Loose My Chains
"What is it, Aslan?" said Lucy, her eyes dancing and her feet wanting to dance.
"Come, children," said he. "Ride on my back again today."
"Oh, lovely!" cried Lucy, and both girls climbed on to the warm golden back as they had done no one knew how many years before.
Then the whole party moved off; Aslan leading, Bacchus and his Maenads leaping, rushing, and turning somersaults, the beasts frisking round them, and Silenus and his donkey bringing up the rear.
They turned a little to the right, raced down a steep hill, and found the long Bridge of Beruna in front of them. Before they had begun to cross it, however, up out of the water came a great wet, bearded head, larger than a man's, crowned with rushes. It looked at Aslan and out of its mouth a deep voice came.
"Hail, Lord," it said. "Loose my chains."
"Who on earth is that?" whispered Susan.
"I think it's the river-god, but hush," said Lucy.
"Bacchus," said Aslan. "Deliver him from his chains."

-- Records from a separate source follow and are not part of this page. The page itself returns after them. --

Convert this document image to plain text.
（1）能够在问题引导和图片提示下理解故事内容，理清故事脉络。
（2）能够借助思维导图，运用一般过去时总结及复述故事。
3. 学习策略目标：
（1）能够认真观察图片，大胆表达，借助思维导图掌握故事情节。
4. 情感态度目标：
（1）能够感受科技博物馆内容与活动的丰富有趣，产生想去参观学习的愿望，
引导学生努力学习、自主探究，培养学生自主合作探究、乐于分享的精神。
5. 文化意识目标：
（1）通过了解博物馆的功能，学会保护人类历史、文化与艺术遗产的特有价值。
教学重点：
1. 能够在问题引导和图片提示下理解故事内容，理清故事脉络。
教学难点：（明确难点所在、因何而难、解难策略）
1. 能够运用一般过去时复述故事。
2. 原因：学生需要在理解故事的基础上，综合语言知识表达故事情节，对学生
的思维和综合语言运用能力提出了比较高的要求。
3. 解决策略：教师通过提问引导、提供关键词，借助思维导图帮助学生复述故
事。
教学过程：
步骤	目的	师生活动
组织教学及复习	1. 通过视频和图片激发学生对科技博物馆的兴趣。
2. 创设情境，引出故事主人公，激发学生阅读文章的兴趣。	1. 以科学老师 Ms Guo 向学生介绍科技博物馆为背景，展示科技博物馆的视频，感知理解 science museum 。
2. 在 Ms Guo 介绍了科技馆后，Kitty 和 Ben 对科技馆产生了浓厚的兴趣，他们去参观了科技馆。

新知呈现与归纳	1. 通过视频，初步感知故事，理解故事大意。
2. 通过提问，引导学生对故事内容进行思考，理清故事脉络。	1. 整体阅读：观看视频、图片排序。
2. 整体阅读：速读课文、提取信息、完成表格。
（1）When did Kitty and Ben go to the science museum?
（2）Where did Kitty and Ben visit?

"That means the bridge, I expect," thought Lucy. And so it did. Bacchus and his people splashed forward into the shallow water, and a minute later the most curious things began happening. Great, strong trunks of ivy came curling up all the piers of the bridge, growing as quickly as a fire grows, wrapping the stones round, splitting, breaking, separating them. The walls of the bridge turned into hedges gay with hawthorn for a moment and then disappeared as the whole thing with a rush and a rumble collapsed into the swirling water. With much splashing, screaming, and laughter the revellers waded or swam or danced across the ford ("Hurrah! It's the Ford of Beruna again now!" cried the girls) and up the bank on the far side and into the town.